Organisms can adapt to changing environments—becoming more virulent, for example, or activating stress responses—thanks to a flexible gene expression program controlled by the dynamic interactions of hundreds of transcriptional regulators. To unravel this regulatory complexity, multiple computational algorithms have been developed to analyze gene expression profiles and detect dependencies among genes over different conditions. It has been difficult to judge whether these algorithms can generate accurate global maps of regulatory interactions, however, because of the absence of a model organism with both a compendium of gene expression data and a corresponding network of experimentally determined regulatory interactions. To address this issue, we assembled 445 Escherichia coli microarrays, applied four classes of inference algorithms to the dataset, and validated the predictions against 3,216 experimentally determined E. coli interactions. The top-performing algorithm identifies 1,079 regulatory interactions at a confidence level of 60% or higher.

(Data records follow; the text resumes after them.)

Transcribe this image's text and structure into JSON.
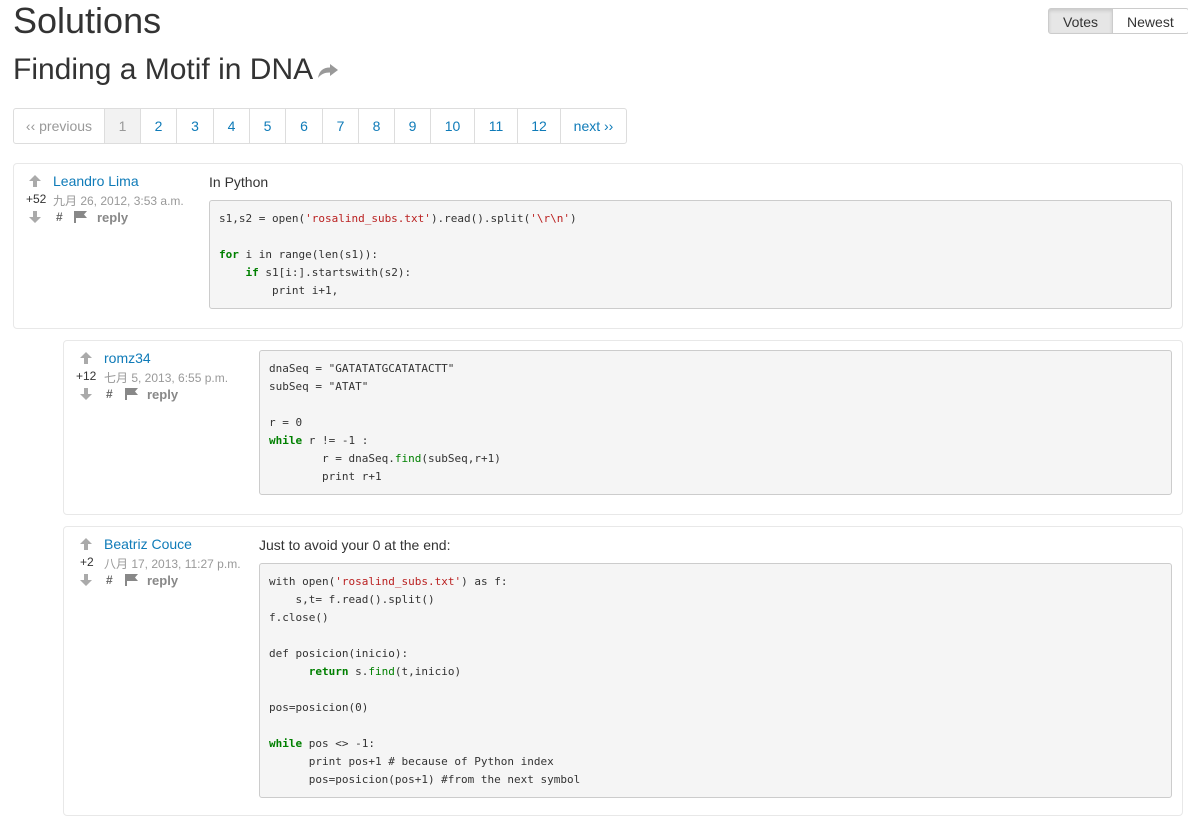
{
  "page": {
    "title": "Solutions",
    "problem_title": "Finding a Motif in DNA"
  },
  "sort": {
    "votes": "Votes",
    "newest": "Newest"
  },
  "pager": {
    "prev": "‹‹ previous",
    "pages": [
      "1",
      "2",
      "3",
      "4",
      "5",
      "6",
      "7",
      "8",
      "9",
      "10",
      "11",
      "12"
    ],
    "next": "next ››"
  },
  "solutions": [
    {
      "author": "Leandro Lima",
      "votes": "+52",
      "date": "九月 26, 2012, 3:53 a.m.",
      "hash": "#",
      "reply": "reply",
      "text": "In Python",
      "code": [
        [
          [
            "s1,s2 = open(",
            ""
          ],
          [
            "'rosalind_subs.txt'",
            "str"
          ],
          [
            ").read().split(",
            ""
          ],
          [
            "'\\r\\n'",
            "str"
          ],
          [
            ")",
            ""
          ]
        ],
        [],
        [
          [
            "for",
            "kw"
          ],
          [
            " i in range(len(s1)):",
            ""
          ]
        ],
        [
          [
            "    ",
            ""
          ],
          [
            "if",
            "kw"
          ],
          [
            " s1[i:].startswith(s2):",
            ""
          ]
        ],
        [
          [
            "        print i+1,",
            ""
          ]
        ]
      ]
    },
    {
      "author": "romz34",
      "votes": "+12",
      "date": "七月 5, 2013, 6:55 p.m.",
      "hash": "#",
      "reply": "reply",
      "text": "",
      "code": [
        [
          [
            "dnaSeq = \"GATATATGCATATACTT\"",
            ""
          ]
        ],
        [
          [
            "subSeq = \"ATAT\"",
            ""
          ]
        ],
        [],
        [
          [
            "r = 0",
            ""
          ]
        ],
        [
          [
            "while",
            "kw"
          ],
          [
            " r != -1 :",
            ""
          ]
        ],
        [
          [
            "        r = dnaSeq.",
            ""
          ],
          [
            "find",
            "fn"
          ],
          [
            "(subSeq,r+1)",
            ""
          ]
        ],
        [
          [
            "        print r+1",
            ""
          ]
        ]
      ]
    },
    {
      "author": "Beatriz Couce",
      "votes": "+2",
      "date": "八月 17, 2013, 11:27 p.m.",
      "hash": "#",
      "reply": "reply",
      "text": "Just to avoid your 0 at the end:",
      "code": [
        [
          [
            "with open(",
            ""
          ],
          [
            "'rosalind_subs.txt'",
            "str"
          ],
          [
            ") as f:",
            ""
          ]
        ],
        [
          [
            "    s,t= f.read().split()",
            ""
          ]
        ],
        [
          [
            "f.close()",
            ""
          ]
        ],
        [],
        [
          [
            "def posicion(inicio):",
            ""
          ]
        ],
        [
          [
            "      ",
            ""
          ],
          [
            "return",
            "kw"
          ],
          [
            " s.",
            ""
          ],
          [
            "find",
            "fn"
          ],
          [
            "(t,inicio)",
            ""
          ]
        ],
        [],
        [
          [
            "pos=posicion(0)",
            ""
          ]
        ],
        [],
        [
          [
            "while",
            "kw"
          ],
          [
            " pos <> -1:",
            ""
          ]
        ],
        [
          [
            "      print pos+1 # because of Python index",
            ""
          ]
        ],
        [
          [
            "      pos=posicion(pos+1) #from the next symbol",
            ""
          ]
        ]
      ]
    }
  ],
  "colors": {
    "link": "#0f7bb8",
    "muted": "#999999",
    "code_bg": "#f5f5f5"
  },
  "icons": {
    "upvote": "arrow-up-icon",
    "downvote": "arrow-down-icon",
    "flag": "flag-icon",
    "share": "share-icon"
  }
}
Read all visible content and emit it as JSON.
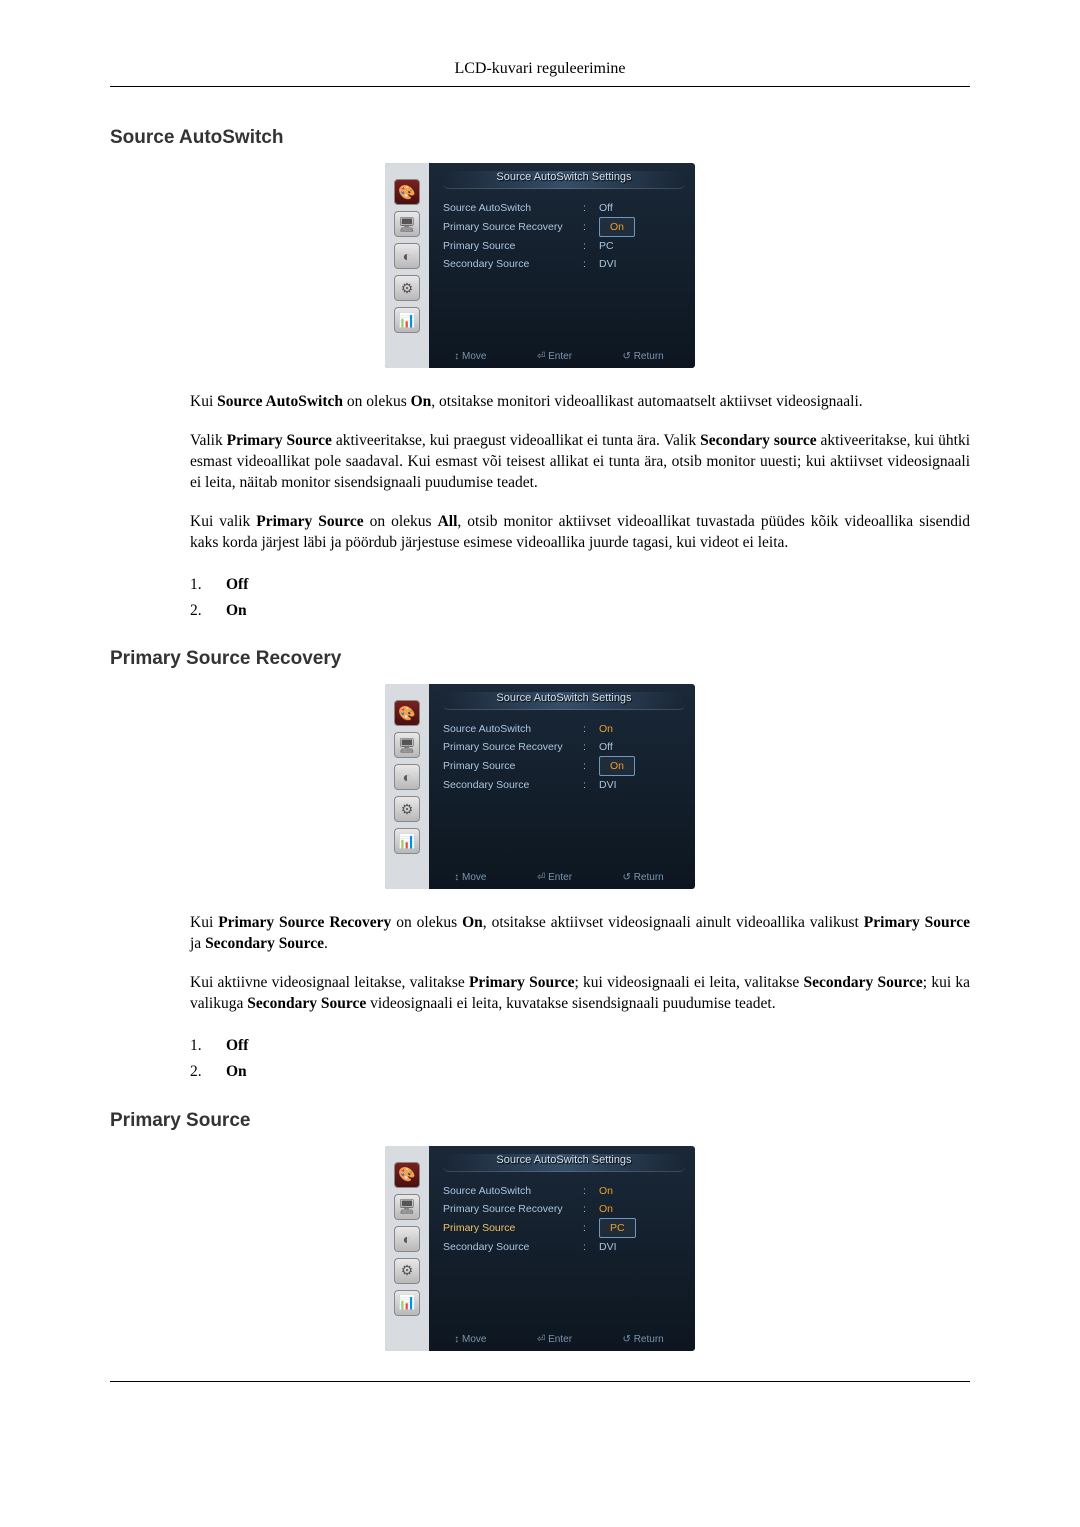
{
  "pageHeader": "LCD-kuvari reguleerimine",
  "sections": [
    {
      "heading": "Source AutoSwitch",
      "osd": {
        "title": "Source AutoSwitch Settings",
        "rows": [
          {
            "label": "Source AutoSwitch",
            "value": "Off",
            "labelHL": false,
            "valHL": false,
            "valBox": false
          },
          {
            "label": "Primary Source Recovery",
            "value": "On",
            "labelHL": false,
            "valHL": true,
            "valBox": true
          },
          {
            "label": "Primary Source",
            "value": "PC",
            "labelHL": false,
            "valHL": false,
            "valBox": false
          },
          {
            "label": "Secondary Source",
            "value": "DVI",
            "labelHL": false,
            "valHL": false,
            "valBox": false
          }
        ],
        "footer": {
          "move": "Move",
          "enter": "Enter",
          "return": "Return"
        }
      },
      "paragraphs": [
        [
          {
            "t": "Kui ",
            "b": false
          },
          {
            "t": "Source AutoSwitch",
            "b": true
          },
          {
            "t": " on olekus ",
            "b": false
          },
          {
            "t": "On",
            "b": true
          },
          {
            "t": ", otsitakse monitori videoallikast automaatselt aktiivset video­signaali.",
            "b": false
          }
        ],
        [
          {
            "t": "Valik ",
            "b": false
          },
          {
            "t": "Primary Source",
            "b": true
          },
          {
            "t": " aktiveeritakse, kui praegust videoallikat ei tunta ära. Valik ",
            "b": false
          },
          {
            "t": "Secondary source",
            "b": true
          },
          {
            "t": " aktiveeritakse, kui ühtki esmast videoallikat pole saadaval. Kui esmast või teisest allikat ei tunta ära, otsib monitor uuesti; kui aktiivset videosignaali ei leita, näitab monitor sisendsignaali puudumise teadet.",
            "b": false
          }
        ],
        [
          {
            "t": "Kui valik ",
            "b": false
          },
          {
            "t": "Primary Source",
            "b": true
          },
          {
            "t": " on olekus ",
            "b": false
          },
          {
            "t": "All",
            "b": true
          },
          {
            "t": ", otsib monitor aktiivset videoallikat tuvastada püüdes kõik videoallika sisendid kaks korda järjest läbi ja pöördub järjestuse esimese videoallika juurde tagasi, kui videot ei leita.",
            "b": false
          }
        ]
      ],
      "list": [
        "Off",
        "On"
      ]
    },
    {
      "heading": "Primary Source Recovery",
      "osd": {
        "title": "Source AutoSwitch Settings",
        "rows": [
          {
            "label": "Source AutoSwitch",
            "value": "On",
            "labelHL": false,
            "valHL": true,
            "valBox": false
          },
          {
            "label": "Primary Source Recovery",
            "value": "Off",
            "labelHL": false,
            "valHL": false,
            "valBox": false
          },
          {
            "label": "Primary Source",
            "value": "On",
            "labelHL": false,
            "valHL": true,
            "valBox": true
          },
          {
            "label": "Secondary Source",
            "value": "DVI",
            "labelHL": false,
            "valHL": false,
            "valBox": false
          }
        ],
        "footer": {
          "move": "Move",
          "enter": "Enter",
          "return": "Return"
        }
      },
      "paragraphs": [
        [
          {
            "t": "Kui ",
            "b": false
          },
          {
            "t": "Primary Source Recovery",
            "b": true
          },
          {
            "t": " on olekus ",
            "b": false
          },
          {
            "t": "On",
            "b": true
          },
          {
            "t": ", otsitakse aktiivset videosignaali ainult videoallika valikust ",
            "b": false
          },
          {
            "t": "Primary Source",
            "b": true
          },
          {
            "t": " ja ",
            "b": false
          },
          {
            "t": "Secondary Source",
            "b": true
          },
          {
            "t": ".",
            "b": false
          }
        ],
        [
          {
            "t": "Kui aktiivne videosignaal leitakse, valitakse ",
            "b": false
          },
          {
            "t": "Primary Source",
            "b": true
          },
          {
            "t": "; kui videosignaali ei leita, valitakse ",
            "b": false
          },
          {
            "t": "Secondary Source",
            "b": true
          },
          {
            "t": "; kui ka valikuga ",
            "b": false
          },
          {
            "t": "Secondary Source",
            "b": true
          },
          {
            "t": " videosignaali ei leita, kuvatakse sisendsignaali puudumise teadet.",
            "b": false
          }
        ]
      ],
      "list": [
        "Off",
        "On"
      ]
    },
    {
      "heading": "Primary Source",
      "osd": {
        "title": "Source AutoSwitch Settings",
        "rows": [
          {
            "label": "Source AutoSwitch",
            "value": "On",
            "labelHL": false,
            "valHL": true,
            "valBox": false
          },
          {
            "label": "Primary Source Recovery",
            "value": "On",
            "labelHL": false,
            "valHL": true,
            "valBox": false
          },
          {
            "label": "Primary Source",
            "value": "PC",
            "labelHL": true,
            "valHL": true,
            "valBox": true
          },
          {
            "label": "Secondary Source",
            "value": "DVI",
            "labelHL": false,
            "valHL": false,
            "valBox": false
          }
        ],
        "footer": {
          "move": "Move",
          "enter": "Enter",
          "return": "Return"
        }
      },
      "paragraphs": [],
      "list": []
    }
  ],
  "iconGlyphs": [
    "🎨",
    "🖥",
    "◐",
    "⚙",
    "📊"
  ]
}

Of these predicted interactions, 741 are novel and illuminate the regulation of amino acid biosynthesis, flagella biosynthesis, osmotic stress response, antibiotic resistance, and iron regulation. By defining the capabilities and limitations of network inference algorithms for large-scale mapping of prokaryotic regulatory networks, our work should facilitate their application to the mapping of novel microbes.
A novel, machine-learning method is developed to predict transcriptional regulatory interactions, making use of microarray data. One interaction identified appears to be important for the control of iron transport.